Quant aux jeunes agriculteurs et les techniciens, la démarche était réussie et on a pu savoir qu’ils ont bien développé leurs lots et ont amélioré leur productivité avec leurs propres moyens modestes.
Toutefois, les SMVDA n’ont pratiquement pas fait d’investissements remarquables à part quelques réfections des réseaux d’irrigation et n’ont pas tenu leurs promesses en matière d’emploi de la main-d’œuvre et surtout les cadres techniques et administratifs. Ce même scénario s’est pratiquement reproduit pour la mise en valeur des terres domaniales plantées exclusivement en oliviers dans les gouvernorats de Sfax et de Kasserine et les terres domaniales plantées en agrumes au Cap-Bon.
Les autres terres domaniales à vocation céréalières, elles ont été louées à des sociétés de mise en valeur qui, en majorité, n’ont pas respecté leurs programmes de mise en valeur et n’ont pas tenu leurs promesses en matière d’emploi de la main-d’œuvre et surtout les cadres techniques et administratifs.
Propositions pour le futur…
Tout bilan fait, les enseignements à tirer de ces faits se résument en deux constatations: (i) les sociétés promues par les banques et les grands groupes investisseurs bien structurés ont réalisé des investissements respectables et ont, plus ou moins, joué un rôle important en matière d’emploi alors que (ii) les société promues par de simples personnes physiques voulant tirer le maximum de profit avec moins de dépenses et en peu de temps, n’ont généralement pas fait d’investissements remarquables et n’ont joué aucun rôle en matière d’emploi. Ces derniers se sont comportés comme de simples agriculteurs traditionnels sans aucune ambition et sans aucune organisation.
Par ailleurs, pour la planification future en matière de mise en valeur et de développement des terres domaniales agricoles, le meilleur modèle à retenir serait celui qui repose sur la création de grands projets promus par des investisseurs de taille et bien structurés avec des participations bancaires et la participation de sociétés d’investissement à capital-risque (SICAR) pour mieux contrôler leur gestion. Ces grands projets doivent êtres créés sur les grandes exploitations dont les potentialités de développement sont importantes afin de générer de l’emploi. Les autres fermes, de moindre importance, peuvent être louées à des investisseurs de moindre envergure mais avec l’exigence d’une participation SICAR pour mieux contrôler leur management. Quant aux terres de faible superficie, elles peuvent êtres louées sous forme de lots pour techniciens et pour jeunes agriculteurs tout en leur assurant un suivi régulier.

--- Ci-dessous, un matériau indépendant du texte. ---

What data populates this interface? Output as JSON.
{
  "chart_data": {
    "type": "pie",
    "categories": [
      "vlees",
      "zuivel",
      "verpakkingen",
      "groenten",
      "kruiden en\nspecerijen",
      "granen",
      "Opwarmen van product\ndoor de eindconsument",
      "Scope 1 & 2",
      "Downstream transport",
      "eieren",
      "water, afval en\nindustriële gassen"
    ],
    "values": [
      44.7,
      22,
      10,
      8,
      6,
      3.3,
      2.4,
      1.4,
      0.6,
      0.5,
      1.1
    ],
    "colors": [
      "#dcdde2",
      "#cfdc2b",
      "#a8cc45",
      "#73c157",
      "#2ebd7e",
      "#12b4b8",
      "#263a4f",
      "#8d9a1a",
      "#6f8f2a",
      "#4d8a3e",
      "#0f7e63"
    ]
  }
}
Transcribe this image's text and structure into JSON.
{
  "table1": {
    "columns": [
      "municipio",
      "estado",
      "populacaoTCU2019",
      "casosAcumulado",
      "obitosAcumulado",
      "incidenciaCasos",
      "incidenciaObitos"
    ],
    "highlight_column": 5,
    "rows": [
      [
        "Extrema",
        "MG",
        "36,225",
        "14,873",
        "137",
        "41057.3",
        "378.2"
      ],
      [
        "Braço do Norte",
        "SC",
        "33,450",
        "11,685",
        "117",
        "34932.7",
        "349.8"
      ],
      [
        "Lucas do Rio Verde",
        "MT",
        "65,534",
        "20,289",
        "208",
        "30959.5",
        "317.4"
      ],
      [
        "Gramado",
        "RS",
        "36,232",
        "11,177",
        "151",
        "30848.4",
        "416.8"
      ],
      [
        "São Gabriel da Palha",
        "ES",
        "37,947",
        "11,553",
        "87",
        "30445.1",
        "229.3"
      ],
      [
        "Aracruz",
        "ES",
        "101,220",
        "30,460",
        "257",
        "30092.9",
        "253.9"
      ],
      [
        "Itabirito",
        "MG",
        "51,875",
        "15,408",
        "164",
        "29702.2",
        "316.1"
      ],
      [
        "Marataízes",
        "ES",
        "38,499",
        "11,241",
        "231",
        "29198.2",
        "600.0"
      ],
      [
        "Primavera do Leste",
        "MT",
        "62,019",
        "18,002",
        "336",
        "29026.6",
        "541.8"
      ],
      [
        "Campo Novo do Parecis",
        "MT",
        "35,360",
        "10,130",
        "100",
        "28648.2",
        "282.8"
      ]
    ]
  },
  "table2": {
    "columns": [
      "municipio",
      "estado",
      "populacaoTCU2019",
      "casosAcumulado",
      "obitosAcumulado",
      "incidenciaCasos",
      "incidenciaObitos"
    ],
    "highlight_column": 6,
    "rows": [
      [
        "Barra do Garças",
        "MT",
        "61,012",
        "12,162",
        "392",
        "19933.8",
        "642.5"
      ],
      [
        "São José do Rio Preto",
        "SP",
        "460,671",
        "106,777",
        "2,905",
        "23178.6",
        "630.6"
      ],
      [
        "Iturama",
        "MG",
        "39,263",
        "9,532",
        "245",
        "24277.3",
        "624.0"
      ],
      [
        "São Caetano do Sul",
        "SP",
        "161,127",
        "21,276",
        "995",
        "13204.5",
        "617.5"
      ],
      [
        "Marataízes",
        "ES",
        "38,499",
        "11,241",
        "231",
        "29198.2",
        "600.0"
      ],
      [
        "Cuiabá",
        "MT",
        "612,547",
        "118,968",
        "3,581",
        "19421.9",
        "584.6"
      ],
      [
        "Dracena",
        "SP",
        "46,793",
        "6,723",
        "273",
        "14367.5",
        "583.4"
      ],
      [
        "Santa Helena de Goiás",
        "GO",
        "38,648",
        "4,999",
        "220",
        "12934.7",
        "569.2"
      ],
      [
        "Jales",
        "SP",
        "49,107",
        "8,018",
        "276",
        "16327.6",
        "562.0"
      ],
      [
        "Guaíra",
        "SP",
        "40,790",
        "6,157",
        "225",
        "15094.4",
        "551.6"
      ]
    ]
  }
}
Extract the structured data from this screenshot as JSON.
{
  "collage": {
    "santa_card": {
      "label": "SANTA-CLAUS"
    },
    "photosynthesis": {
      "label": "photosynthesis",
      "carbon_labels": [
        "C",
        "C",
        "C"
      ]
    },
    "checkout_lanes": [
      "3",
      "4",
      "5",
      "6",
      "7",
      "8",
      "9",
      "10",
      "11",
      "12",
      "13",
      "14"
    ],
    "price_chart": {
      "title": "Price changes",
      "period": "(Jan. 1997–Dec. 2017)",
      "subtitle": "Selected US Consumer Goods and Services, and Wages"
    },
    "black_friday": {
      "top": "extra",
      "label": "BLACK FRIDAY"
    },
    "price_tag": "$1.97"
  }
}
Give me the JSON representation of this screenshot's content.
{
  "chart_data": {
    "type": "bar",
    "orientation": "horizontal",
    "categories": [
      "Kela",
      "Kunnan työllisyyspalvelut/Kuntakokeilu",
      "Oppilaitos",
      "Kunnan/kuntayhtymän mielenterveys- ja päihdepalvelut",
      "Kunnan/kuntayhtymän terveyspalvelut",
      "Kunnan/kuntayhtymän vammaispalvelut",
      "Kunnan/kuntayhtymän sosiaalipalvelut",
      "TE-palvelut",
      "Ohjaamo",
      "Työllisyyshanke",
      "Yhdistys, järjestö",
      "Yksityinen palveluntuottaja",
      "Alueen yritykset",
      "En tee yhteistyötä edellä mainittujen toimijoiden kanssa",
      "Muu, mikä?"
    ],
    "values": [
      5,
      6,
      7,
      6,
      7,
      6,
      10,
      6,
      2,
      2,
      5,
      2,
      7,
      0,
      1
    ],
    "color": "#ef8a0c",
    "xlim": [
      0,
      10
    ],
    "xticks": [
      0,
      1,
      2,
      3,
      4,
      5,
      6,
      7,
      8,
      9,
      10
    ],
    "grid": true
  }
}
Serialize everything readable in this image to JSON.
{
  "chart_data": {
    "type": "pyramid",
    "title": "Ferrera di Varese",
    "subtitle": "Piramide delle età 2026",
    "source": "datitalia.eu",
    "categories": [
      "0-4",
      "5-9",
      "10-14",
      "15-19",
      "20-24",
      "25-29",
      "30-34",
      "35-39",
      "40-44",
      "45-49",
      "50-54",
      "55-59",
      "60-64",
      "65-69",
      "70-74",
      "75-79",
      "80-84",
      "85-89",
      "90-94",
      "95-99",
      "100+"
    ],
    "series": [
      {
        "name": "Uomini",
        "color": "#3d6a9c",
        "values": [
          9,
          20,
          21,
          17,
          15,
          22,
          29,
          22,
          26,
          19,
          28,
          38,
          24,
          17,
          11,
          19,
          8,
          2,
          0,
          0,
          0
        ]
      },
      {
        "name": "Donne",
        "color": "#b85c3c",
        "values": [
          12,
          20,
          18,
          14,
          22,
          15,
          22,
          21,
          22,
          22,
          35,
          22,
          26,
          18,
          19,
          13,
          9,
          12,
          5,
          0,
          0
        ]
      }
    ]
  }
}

Concernant la méthode d’affectation de ces terres, elle ne doit plus faire l’objet du favoritisme de l’ancien régime où la présidence de la République contrôlait tout. A cet effet, il est préconisé la création d’une institution indépendante représentant les ministères concernés (Agriculture, Domaine de l’Etat et des Affaires foncières, Finances, Développement Régional) et les composantes de la société civile (UTAP, UGTT, etc.). Cette institution, une fois créée, s’occupera de répertorier les terres, leur classement en différentes catégories selon leurs vocations et les modes de faire valoir préconisés, ainsi que l’élaboration des procédures d’affectation transparente de ces terres et leur affectation effective aux différents promoteurs. Les montants du loyer et la durée de location de ces terres doivent être déterminés en fonction de l’importance des projets et leur contribution à la création de l’emploi, surtout des cadres.
Concernant les agro-combinats de l’OTD et les fermes du GOVPF (Groupement Obligatoire des Viticulteurs et des Producteurs de Fruits), il convient de leur trouver un mode de gestion plus approprié et plus efficace en les transformant en sociétés anonymes à participation publique sous la supervision de l’administration centrale de l’OTD. Ces sociétés, une fois créées, doivent, elles aussi, établir des contrats de location avec l’Etat et payer un loyer à l’instar des autres sociétés de mise en valeur. Elles pourront, dans une étape ultérieure, être privatisées.